Kahlua and Irish Cream in Martini glasses
Recipe Type: dessert, mini chocolate cake, Kahlua, Bailey's
Prep Time: 30 min
Total Time: 30 min
Mini Chocolate Cake
4 ounces bittersweet chocolate coarsely chopped
1/2 cup unsalted butter
1/4 cup sugar
1/8 teaspoon salt
1/4 cup all purpose flour
8 (2 ounce) disposable aluminum foil cups
butter for aluminum foil cups
Preheat oven to 350 degrees F.
In a small saucepan over medium low heat melt chocolate and butter stirring until smooth; remove from heat and cool.

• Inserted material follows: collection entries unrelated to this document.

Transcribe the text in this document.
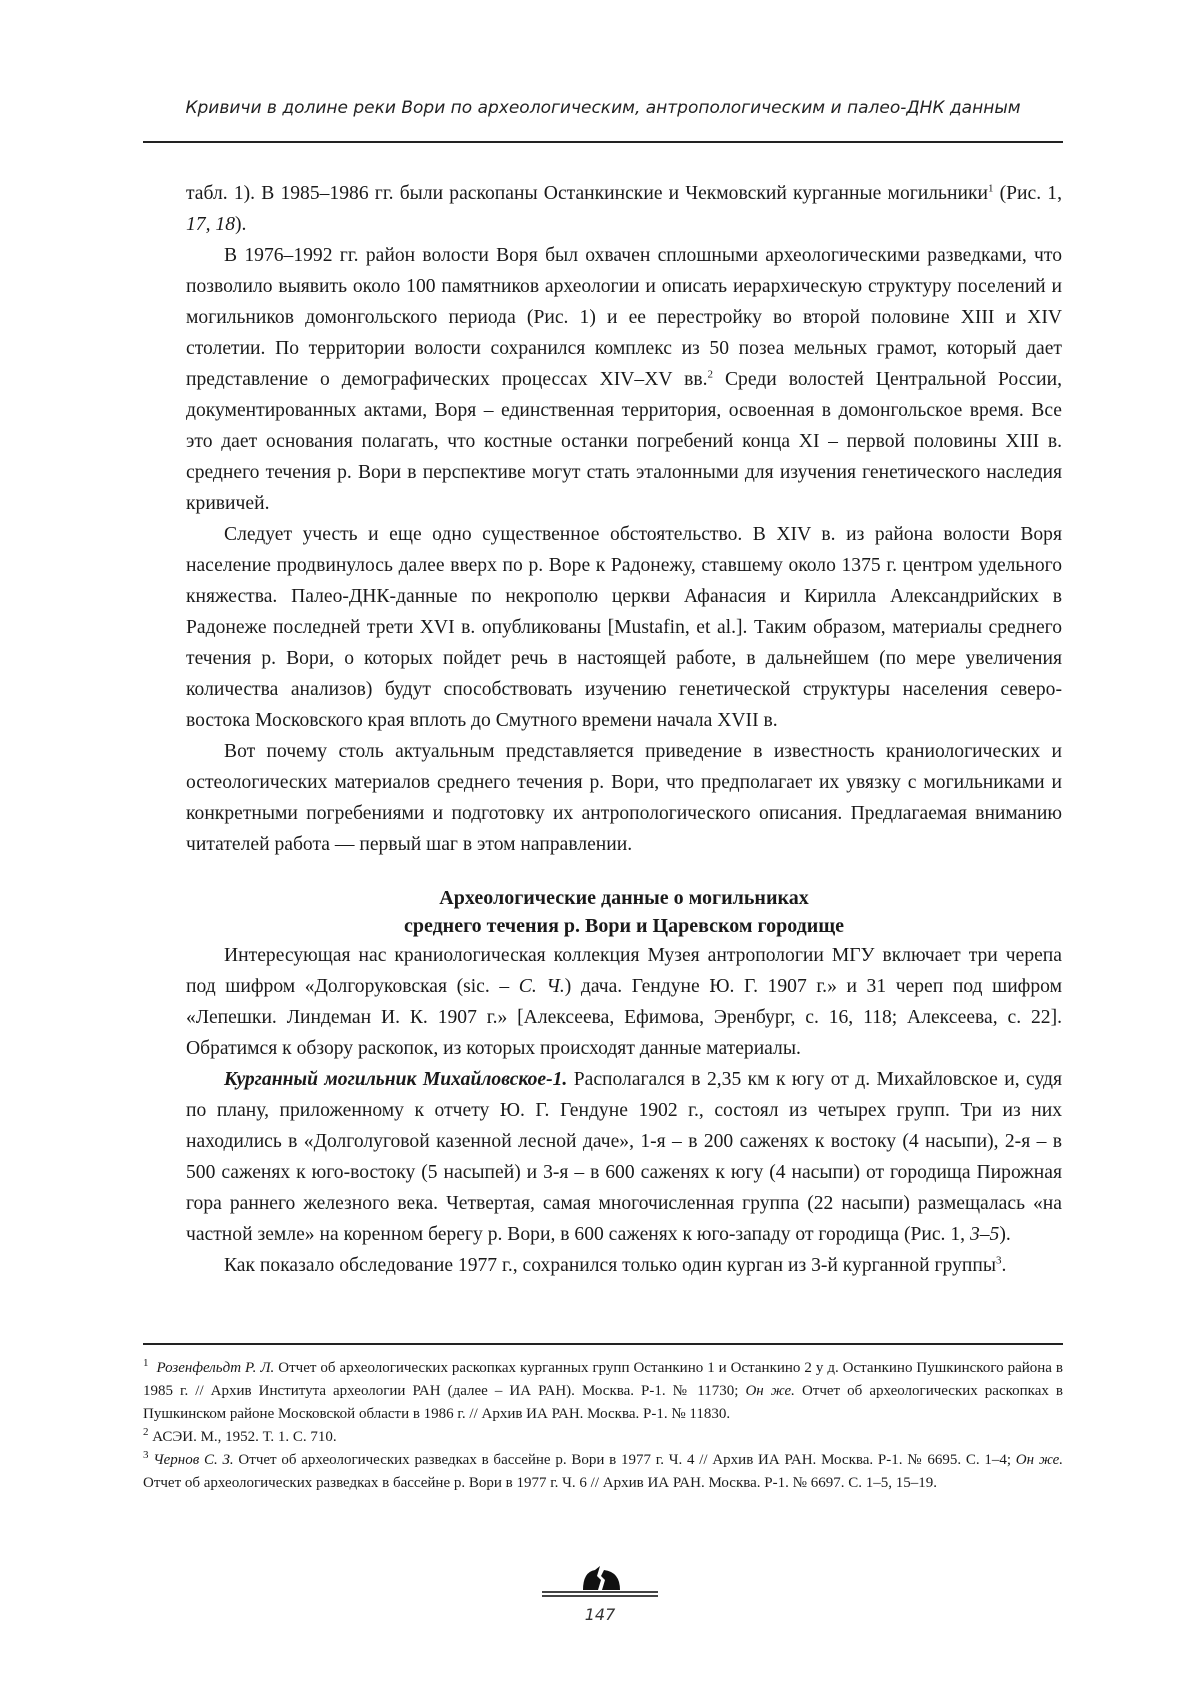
Кривичи в долине реки Вори по археологическим, антропологическим и палео-ДНК данным

табл. 1). В 1985–1986 гг. были раскопаны Останкинские и Чекмовский курганные могильники1 (Рис. 1, 17, 18).

В 1976–1992 гг. район волости Воря был охвачен сплошными археологическими разведками, что позволило выявить около 100 памятников археологии и описать иерархическую структуру поселений и могильников домонгольского периода (Рис. 1) и ее перестройку во второй половине XIII и XIV столетии. По территории волости сохранился комплекс из 50 позеа мельных грамот, который дает представление о демографических процессах XIV–XV вв.2 Среди волостей Центральной России, документированных актами, Воря – единственная территория, освоенная в домонгольское время. Все это дает основания полагать, что костные останки погребений конца XI – первой половины XIII в. среднего течения р. Вори в перспективе могут стать эталонными для изучения генетического наследия кривичей.

Следует учесть и еще одно существенное обстоятельство. В XIV в. из района волости Воря население продвинулось далее вверх по р. Воре к Радонежу, ставшему около 1375 г. центром удельного княжества. Палео-ДНК-данные по некрополю церкви Афанасия и Кирилла Александрийских в Радонеже последней трети XVI в. опубликованы [Mustafin, et al.]. Таким образом, материалы среднего течения р. Вори, о которых пойдет речь в настоящей работе, в дальнейшем (по мере увеличения количества анализов) будут способствовать изучению генетической структуры населения северо-востока Московского края вплоть до Смутного времени начала XVII в.

Вот почему столь актуальным представляется приведение в известность краниологических и остеологических материалов среднего течения р. Вори, что предполагает их увязку с могильниками и конкретными погребениями и подготовку их антропологического описания. Предлагаемая вниманию читателей работа — первый шаг в этом направлении.

Археологические данные о могильниках
среднего течения р. Вори и Царевском городище

Интересующая нас краниологическая коллекция Музея антропологии МГУ включает три черепа под шифром «Долгоруковская (sic. – С. Ч.) дача. Гендуне Ю. Г. 1907 г.» и 31 череп под шифром «Лепешки. Линдеман И. К. 1907 г.» [Алексеева, Ефимова, Эренбург, с. 16, 118; Алексеева, с. 22]. Обратимся к обзору раскопок, из которых происходят данные материалы.

Курганный могильник Михайловское-1. Располагался в 2,35 км к югу от д. Михайловское и, судя по плану, приложенному к отчету Ю. Г. Гендуне 1902 г., состоял из четырех групп. Три из них находились в «Долголуговой казенной лесной даче», 1-я – в 200 саженях к востоку (4 насыпи), 2-я – в 500 саженях к юго-востоку (5 насыпей) и 3-я – в 600 саженях к югу (4 насыпи) от городища Пирожная гора раннего железного века. Четвертая, самая многочисленная группа (22 насыпи) размещалась «на частной земле» на коренном берегу р. Вори, в 600 саженях к юго-западу от городища (Рис. 1, 3–5).

Как показало обследование 1977 г., сохранился только один курган из 3-й курганной группы3.

1 Розенфельдт Р. Л. Отчет об археологических раскопках курганных групп Останкино 1 и Останкино 2 у д. Останкино Пушкинского района в 1985 г. // Архив Института археологии РАН (далее – ИА РАН). Москва. Р-1. № 11730; Он же. Отчет об археологических раскопках в Пушкинском районе Московской области в 1986 г. // Архив ИА РАН. Москва. Р-1. № 11830.

2 АСЭИ. М., 1952. Т. 1. С. 710.

3 Чернов С. З. Отчет об археологических разведках в бассейне р. Вори в 1977 г. Ч. 4 // Архив ИА РАН. Москва. Р-1. № 6695. С. 1–4; Он же. Отчет об археологических разведках в бассейне р. Вори в 1977 г. Ч. 6 // Архив ИА РАН. Москва. Р-1. № 6697. С. 1–5, 15–19.

147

In small mixing bowl combine eggs, sugar and salt beating on high speed for 5 minutes or until starting to thicken; stir in cooled butter mixture. Sift flour over batter and fold in to blend.
Spoon cake batter into eight 2 ounce buttered ramekins or aluminum custard cups or 2-1/2 inch muffin tins.
Bake for 20 to 22 minutes or until a toothpick inserted in the center of a cake comes out clean. Remove from oven to cool. Can be made 1 day ahead.
Put honey and chocolate in separate wide shallow bowls such as soup bowls. Coat edge of glasses in honey then the finely chopped chocolate.
With a spoon make designs with the syrup on the inside of the glasses without disturbing the coated rims (see my photograph). Refrigerate glasses until ready to serve.
2 cups Bailey's Irish Cream
1/3 cup Kahlua
Carefully fill each glass without disturbing the rims with 1/4 cup Bailey's Irish Cream and 2 tablespoons Kahlua.
How To Serve
1 pint Vanilla ice cream
8 sprigs fresh mint
Use a melon baller to make 8 scoops of ice cream.
Un-mold cakes placing each one upside down on individual serving plates. Put an ice cream ball on top each cake with a mint sprig, and serve alongside the martini drink and enjoy!